Lors de la création de Decalia, c’est dans les thématiques que nous avons vraiment innové, bien qu’elles soient aujourd’hui un peu galvaudées, comme le sectoriel d’ailleurs. Lorsque l’effet tulipe d’un thème finit par s’épuiser et que l’effet de mode disparaît, il perd de son attrait en tant qu’investissement. Il existe un décalage très net entre le développement naturel d’un thème et l’évolution plus artificielle de la valorisation de ses actifs sous-jacents. Un thème s’inscrit dans le long terme, mais l’industrie financière cherche souvent une rentabilité plus immédiate.
Par ailleurs, il est devenu plus facile de copier des stratégies d’investissement. Suivre une idée ne suffit plus pour être innovant. Aujourd’hui, lorsqu’on lance une stratégie ou un produit, il faut s’assurer qu’il ne pourra pas être répliqué immédiatement par un concurrent. Les barrières à l’entrée sont trop faibles.
Qu’en est-il des Private Markets ?
C’est différent. Copier un modèle dans les marchés privés est autrement plus complexe et nécessite du temps. Les barrières à l’entrée sont plus élevées. Il est d’autant plus difficile de monter une équipe que c’est un métier relativement récent, qui demande des compétences techniques très pointues. Dans ce domaine, nous avons pris une avance certaine en nous positionnant tôt et en développant des stratégies originales.
Nous sommes en mesure d’offrir à des investisseurs sophistiqués des solutions avec des ratios risque-rendement très attractifs et des cycles d’investissement plus courts que le private equity classique. Nous parlons ici de cinq à sept ans, plutôt que dix à quinze ans.

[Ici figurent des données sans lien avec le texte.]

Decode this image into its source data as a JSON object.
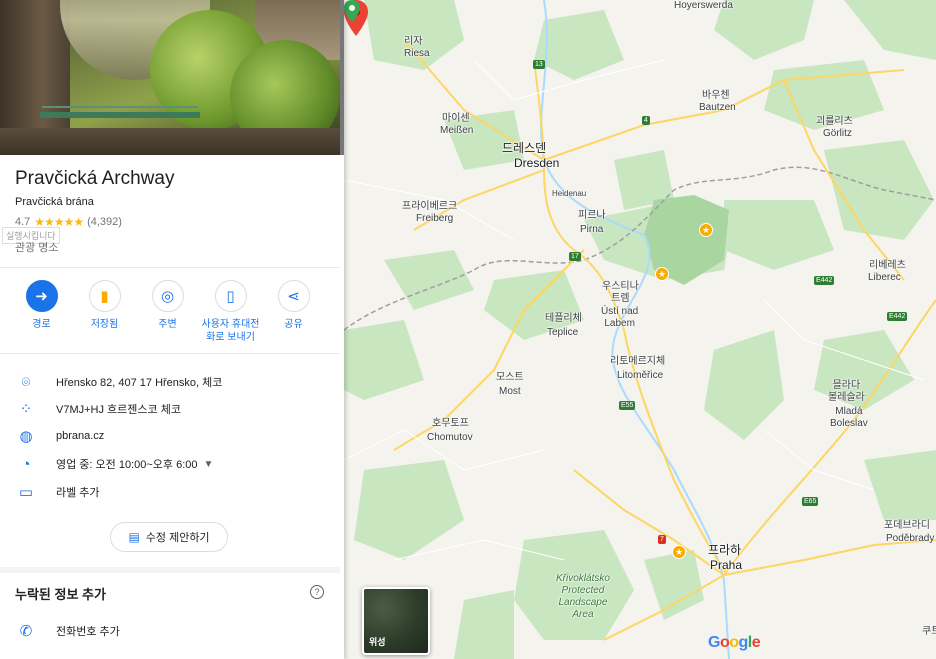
{
  "place": {
    "title": "Pravčická Archway",
    "subtitle": "Pravčická brána",
    "rating": "4.7",
    "stars": "★★★★★",
    "reviews": "(4,392)",
    "tooltip": "실행시킵니다",
    "category": "관광 명소"
  },
  "actions": [
    {
      "label": "경로",
      "icon": "directions-icon",
      "glyph": "➜"
    },
    {
      "label": "저장됨",
      "icon": "bookmark-icon",
      "glyph": "🔖"
    },
    {
      "label": "주변",
      "icon": "nearby-icon",
      "glyph": "◎"
    },
    {
      "label": "사용자 휴대전화로 보내기",
      "icon": "send-to-phone-icon",
      "glyph": "▯"
    },
    {
      "label": "공유",
      "icon": "share-icon",
      "glyph": "⋖"
    }
  ],
  "info": {
    "address": "Hřensko 82, 407 17 Hřensko, 체코",
    "pluscode": "V7MJ+HJ 흐르젠스코 체코",
    "website": "pbrana.cz",
    "hours": "영업 중:  오전 10:00~오후 6:00",
    "label": "라벨 추가"
  },
  "suggest_edit": "수정 제안하기",
  "missing_info": {
    "title": "누락된 정보 추가",
    "help": "?",
    "phone": "전화번호 추가"
  },
  "map": {
    "cities": {
      "hoyerswerda": "Hoyerswerda",
      "riesa_ko": "리자",
      "riesa": "Riesa",
      "bautzen_ko": "바우첸",
      "bautzen": "Bautzen",
      "meissen_ko": "마이센",
      "meissen": "Meißen",
      "goerlitz_ko": "괴를리츠",
      "goerlitz": "Görlitz",
      "dresden_ko": "드레스덴",
      "dresden": "Dresden",
      "heidenau": "Heidenau",
      "freiberg_ko": "프라이베르크",
      "freiberg": "Freiberg",
      "pirna_ko": "피르나",
      "pirna": "Pirna",
      "liberec_ko": "리베레츠",
      "liberec": "Liberec",
      "usti_ko": "우스티나\n트렘",
      "usti": "Ústí nad\nLabem",
      "teplice_ko": "테플리체",
      "teplice": "Teplice",
      "litomerice_ko": "리토메르지체",
      "litomerice": "Litoměřice",
      "most_ko": "모스트",
      "most": "Most",
      "mlada_ko": "믈라다\n볼레슬라",
      "mlada": "Mladá\nBoleslav",
      "chomutov_ko": "호무토프",
      "chomutov": "Chomutov",
      "podebrady_ko": "포데브라디",
      "podebrady": "Poděbrady",
      "praha_ko": "프라하",
      "praha": "Praha",
      "krivoklat": "Křivoklátsko\nProtected\nLandscape\nArea",
      "kut": "쿠트"
    },
    "shields": {
      "r13": "13",
      "r4": "4",
      "r17": "17",
      "r7": "7",
      "e442a": "E442",
      "e442b": "E442",
      "e55": "E55",
      "e65": "E65"
    },
    "satellite_label": "위성",
    "logo": "Google"
  }
}
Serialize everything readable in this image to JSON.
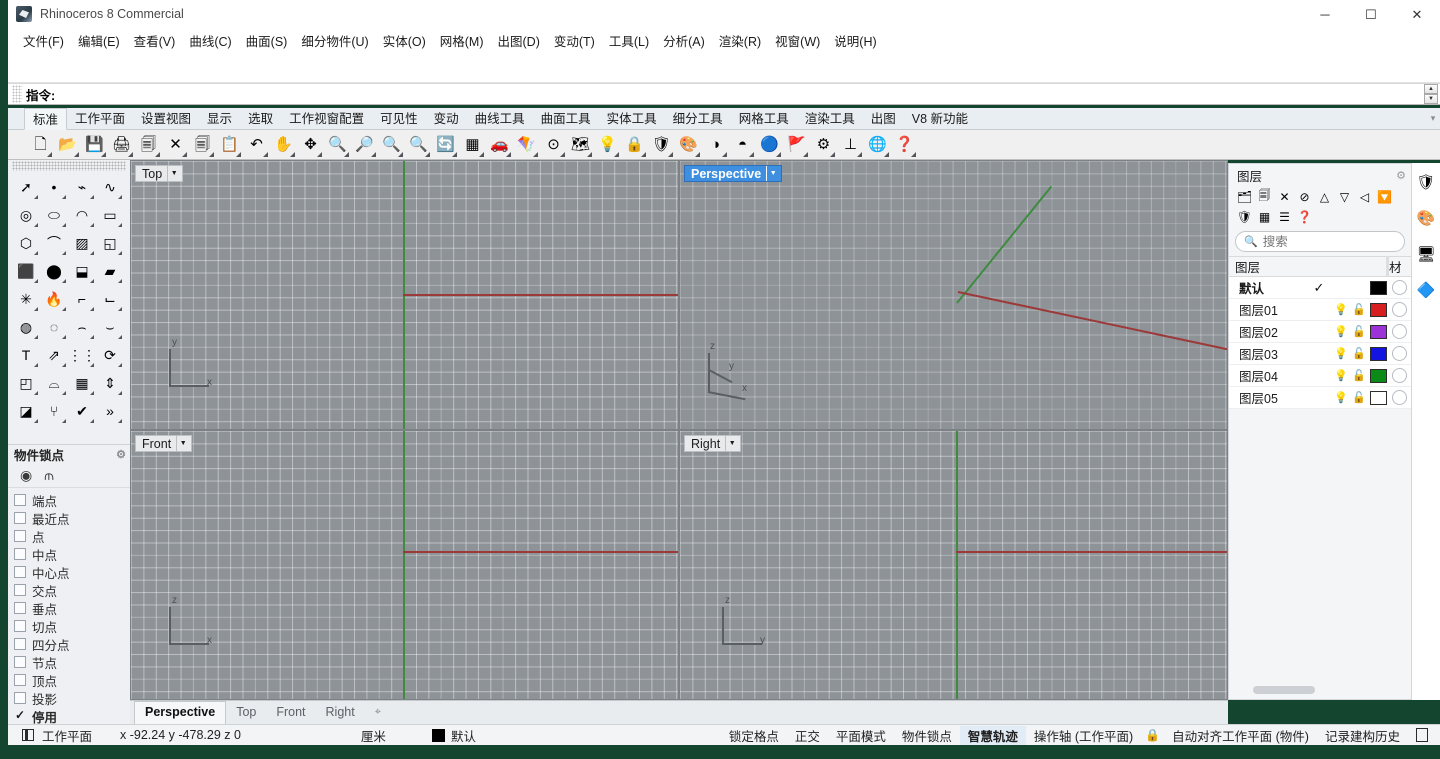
{
  "window": {
    "title": "Rhinoceros 8 Commercial",
    "app_icon": "rhino-logo-icon",
    "minimize": "─",
    "maximize": "☐",
    "close": "✕"
  },
  "menubar": {
    "items": [
      {
        "label": "文件(F)",
        "name": "menu-file"
      },
      {
        "label": "编辑(E)",
        "name": "menu-edit"
      },
      {
        "label": "查看(V)",
        "name": "menu-view"
      },
      {
        "label": "曲线(C)",
        "name": "menu-curve"
      },
      {
        "label": "曲面(S)",
        "name": "menu-surface"
      },
      {
        "label": "细分物件(U)",
        "name": "menu-subd"
      },
      {
        "label": "实体(O)",
        "name": "menu-solid"
      },
      {
        "label": "网格(M)",
        "name": "menu-mesh"
      },
      {
        "label": "出图(D)",
        "name": "menu-drafting"
      },
      {
        "label": "变动(T)",
        "name": "menu-transform"
      },
      {
        "label": "工具(L)",
        "name": "menu-tools"
      },
      {
        "label": "分析(A)",
        "name": "menu-analyze"
      },
      {
        "label": "渲染(R)",
        "name": "menu-render"
      },
      {
        "label": "视窗(W)",
        "name": "menu-window"
      },
      {
        "label": "说明(H)",
        "name": "menu-help"
      }
    ]
  },
  "command": {
    "label": "指令:",
    "value": "",
    "placeholder": ""
  },
  "toolbar_tabs": {
    "active": "标准",
    "items": [
      "标准",
      "工作平面",
      "设置视图",
      "显示",
      "选取",
      "工作视窗配置",
      "可见性",
      "变动",
      "曲线工具",
      "曲面工具",
      "实体工具",
      "细分工具",
      "网格工具",
      "渲染工具",
      "出图",
      "V8 新功能"
    ]
  },
  "main_toolbar": {
    "icons": [
      {
        "name": "new-file-icon",
        "glyph": "🗋"
      },
      {
        "name": "open-file-icon",
        "glyph": "📂"
      },
      {
        "name": "save-file-icon",
        "glyph": "💾"
      },
      {
        "name": "print-icon",
        "glyph": "🖨"
      },
      {
        "name": "cut-icon",
        "glyph": "🗐"
      },
      {
        "name": "delete-icon",
        "glyph": "✕"
      },
      {
        "name": "copy-icon",
        "glyph": "🗐"
      },
      {
        "name": "paste-icon",
        "glyph": "📋"
      },
      {
        "name": "undo-icon",
        "glyph": "↶"
      },
      {
        "name": "pan-icon",
        "glyph": "✋"
      },
      {
        "name": "move-view-icon",
        "glyph": "✥"
      },
      {
        "name": "zoom-in-icon",
        "glyph": "🔍"
      },
      {
        "name": "zoom-window-icon",
        "glyph": "🔎"
      },
      {
        "name": "zoom-extents-icon",
        "glyph": "🔍"
      },
      {
        "name": "zoom-selected-icon",
        "glyph": "🔍"
      },
      {
        "name": "zoom-previous-icon",
        "glyph": "🔄"
      },
      {
        "name": "grid-icon",
        "glyph": "▦"
      },
      {
        "name": "car-render-icon",
        "glyph": "🚗"
      },
      {
        "name": "wireframe-icon",
        "glyph": "🪁"
      },
      {
        "name": "analyze-direction-icon",
        "glyph": "⊙"
      },
      {
        "name": "layout-icon",
        "glyph": "🗺"
      },
      {
        "name": "light-icon",
        "glyph": "💡"
      },
      {
        "name": "lock-icon",
        "glyph": "🔒"
      },
      {
        "name": "shield-icon",
        "glyph": "🛡"
      },
      {
        "name": "color-wheel-icon",
        "glyph": "🎨"
      },
      {
        "name": "shade-icon",
        "glyph": "◑"
      },
      {
        "name": "ghosted-icon",
        "glyph": "◓"
      },
      {
        "name": "render-sphere-icon",
        "glyph": "🔵"
      },
      {
        "name": "flag-icon",
        "glyph": "🚩"
      },
      {
        "name": "gear-render-icon",
        "glyph": "⚙"
      },
      {
        "name": "dimension-icon",
        "glyph": "⊥"
      },
      {
        "name": "earth-icon",
        "glyph": "🌐"
      },
      {
        "name": "help-icon",
        "glyph": "❓"
      }
    ]
  },
  "left_toolbar": {
    "icons": [
      {
        "name": "select-arrow-icon",
        "glyph": "➚"
      },
      {
        "name": "point-icon",
        "glyph": "•"
      },
      {
        "name": "polyline-icon",
        "glyph": "⌁"
      },
      {
        "name": "curve-icon",
        "glyph": "∿"
      },
      {
        "name": "circle-icon",
        "glyph": "◎"
      },
      {
        "name": "ellipse-icon",
        "glyph": "⬭"
      },
      {
        "name": "arc-icon",
        "glyph": "◠"
      },
      {
        "name": "rectangle-icon",
        "glyph": "▭"
      },
      {
        "name": "polygon-icon",
        "glyph": "⬡"
      },
      {
        "name": "freeform-curve-icon",
        "glyph": "⌒"
      },
      {
        "name": "surface-from-curves-icon",
        "glyph": "▨"
      },
      {
        "name": "surface-sweep-icon",
        "glyph": "◱"
      },
      {
        "name": "box-icon",
        "glyph": "⬛"
      },
      {
        "name": "sphere-icon",
        "glyph": "⬤"
      },
      {
        "name": "cylinder-icon",
        "glyph": "⬓"
      },
      {
        "name": "subd-box-icon",
        "glyph": "▰"
      },
      {
        "name": "explode-icon",
        "glyph": "✳"
      },
      {
        "name": "boolean-icon",
        "glyph": "🔥"
      },
      {
        "name": "fillet-icon",
        "glyph": "⌐"
      },
      {
        "name": "chamfer-icon",
        "glyph": "⌙"
      },
      {
        "name": "boolean-union-icon",
        "glyph": "◍"
      },
      {
        "name": "boolean-diff-icon",
        "glyph": "◌"
      },
      {
        "name": "offset-curve-icon",
        "glyph": "⌢"
      },
      {
        "name": "extend-curve-icon",
        "glyph": "⌣"
      },
      {
        "name": "text-icon",
        "glyph": "T"
      },
      {
        "name": "transform-icon",
        "glyph": "⇗"
      },
      {
        "name": "array-icon",
        "glyph": "⋮⋮"
      },
      {
        "name": "rotate-icon",
        "glyph": "⟳"
      },
      {
        "name": "solid-tools-icon",
        "glyph": "◰"
      },
      {
        "name": "loft-icon",
        "glyph": "⌓"
      },
      {
        "name": "grid-array-icon",
        "glyph": "▦"
      },
      {
        "name": "scale-icon",
        "glyph": "⇕"
      },
      {
        "name": "split-icon",
        "glyph": "◪"
      },
      {
        "name": "analysis-icon",
        "glyph": "⑂"
      },
      {
        "name": "check-icon",
        "glyph": "✔"
      },
      {
        "name": "more-icon",
        "glyph": "»"
      }
    ]
  },
  "osnap": {
    "title": "物件锁点",
    "gear": "⚙",
    "tools": [
      {
        "name": "osnap-toggle-icon",
        "glyph": "◉"
      },
      {
        "name": "osnap-filter-icon",
        "glyph": "⫙"
      }
    ],
    "items": [
      {
        "label": "端点",
        "checked": false
      },
      {
        "label": "最近点",
        "checked": false
      },
      {
        "label": "点",
        "checked": false
      },
      {
        "label": "中点",
        "checked": false
      },
      {
        "label": "中心点",
        "checked": false
      },
      {
        "label": "交点",
        "checked": false
      },
      {
        "label": "垂点",
        "checked": false
      },
      {
        "label": "切点",
        "checked": false
      },
      {
        "label": "四分点",
        "checked": false
      },
      {
        "label": "节点",
        "checked": false
      },
      {
        "label": "顶点",
        "checked": false
      },
      {
        "label": "投影",
        "checked": false
      },
      {
        "label": "停用",
        "checked": true
      }
    ]
  },
  "viewports": [
    {
      "name": "viewport-top",
      "label": "Top",
      "active": false,
      "axes": [
        "y",
        "x"
      ]
    },
    {
      "name": "viewport-perspective",
      "label": "Perspective",
      "active": true,
      "axes": [
        "z",
        "y",
        "x"
      ]
    },
    {
      "name": "viewport-front",
      "label": "Front",
      "active": false,
      "axes": [
        "z",
        "x"
      ]
    },
    {
      "name": "viewport-right",
      "label": "Right",
      "active": false,
      "axes": [
        "z",
        "y"
      ]
    }
  ],
  "viewport_tabs": {
    "active": "Perspective",
    "items": [
      "Perspective",
      "Top",
      "Front",
      "Right"
    ],
    "add": "⌖"
  },
  "layers_panel": {
    "title": "图层",
    "gear": "⚙",
    "tools": [
      {
        "name": "new-layer-icon",
        "glyph": "🗂"
      },
      {
        "name": "duplicate-layer-icon",
        "glyph": "🗐"
      },
      {
        "name": "delete-layer-icon",
        "glyph": "✕"
      },
      {
        "name": "layer-filter-icon",
        "glyph": "⊘"
      },
      {
        "name": "move-up-icon",
        "glyph": "△"
      },
      {
        "name": "move-down-icon",
        "glyph": "▽"
      },
      {
        "name": "move-back-icon",
        "glyph": "◁"
      },
      {
        "name": "filter-funnel-icon",
        "glyph": "🔽"
      },
      {
        "name": "layer-colors-icon",
        "glyph": "🛡"
      },
      {
        "name": "grid-view-icon",
        "glyph": "▦"
      },
      {
        "name": "list-view-icon",
        "glyph": "☰"
      },
      {
        "name": "help-icon",
        "glyph": "❓"
      }
    ],
    "search": {
      "placeholder": "搜索",
      "value": "",
      "icon": "search-icon"
    },
    "columns": {
      "name": "图层",
      "material": "材"
    },
    "rows": [
      {
        "name": "默认",
        "current": true,
        "check": "✓",
        "bulb": "",
        "lock": "",
        "color": "#000000"
      },
      {
        "name": "图层01",
        "current": false,
        "check": "",
        "bulb": "💡",
        "lock": "🔓",
        "color": "#d81f1f"
      },
      {
        "name": "图层02",
        "current": false,
        "check": "",
        "bulb": "💡",
        "lock": "🔓",
        "color": "#9c33d8"
      },
      {
        "name": "图层03",
        "current": false,
        "check": "",
        "bulb": "💡",
        "lock": "🔓",
        "color": "#1414e0"
      },
      {
        "name": "图层04",
        "current": false,
        "check": "",
        "bulb": "💡",
        "lock": "🔓",
        "color": "#0a8a16"
      },
      {
        "name": "图层05",
        "current": false,
        "check": "",
        "bulb": "💡",
        "lock": "🔓",
        "color": "#ffffff"
      }
    ]
  },
  "dock_tabs": [
    {
      "name": "layers-tab-icon",
      "glyph": "🛡"
    },
    {
      "name": "color-wheel-tab-icon",
      "glyph": "🎨"
    },
    {
      "name": "display-tab-icon",
      "glyph": "🖥"
    },
    {
      "name": "properties-tab-icon",
      "glyph": "🔷"
    }
  ],
  "statusbar": {
    "cplane_label": "工作平面",
    "coordinates": "x -92.24  y -478.29  z 0",
    "units": "厘米",
    "layer_color": "#000000",
    "layer_name": "默认",
    "toggles": [
      {
        "label": "锁定格点",
        "active": false
      },
      {
        "label": "正交",
        "active": false
      },
      {
        "label": "平面模式",
        "active": false
      },
      {
        "label": "物件锁点",
        "active": false
      },
      {
        "label": "智慧轨迹",
        "active": true
      },
      {
        "label": "操作轴 (工作平面)",
        "active": false
      }
    ],
    "lock_icon": "🔒",
    "toggles2": [
      {
        "label": "自动对齐工作平面 (物件)",
        "active": false
      },
      {
        "label": "记录建构历史",
        "active": false
      }
    ]
  }
}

Nous avons su être innovants, et nous comptons bien le rester. Les marchés privés, avec le retrait relatif des banques, sont encore loin d’avoir délivré leur immense potentiel.
Alfredo Piacentini
Decalia
Alfredo Piacentini a co-fondé Decalia en 2014, et il en est le managing partner. Il est également membre du conseil d’administration, du comité de direction ainsi que des comités de stratégie et d’investissement. Alfredo Piacentini a travaillé neuf ans chez Lombard Odier, à Genève et à Londres, en tant qu’analyste financier puis gérant de fonds, avant de co-fonder la banque Syz en 1995. Associé et directeur général du groupe, il a dirigé la gestion privée, la gestion centralisée et l’activité de fonds de placement. Il a également géré plusieurs fonds au cours de sa carrière, consacrés entre autres aux marchés émergents, à la région méditerranéenne, au marché italien et à une stratégie Global long/short. Il est titulaire d’un Master en Relations internationales de l’Institut Universitaire de Hautes Etudes Internationales de Genève.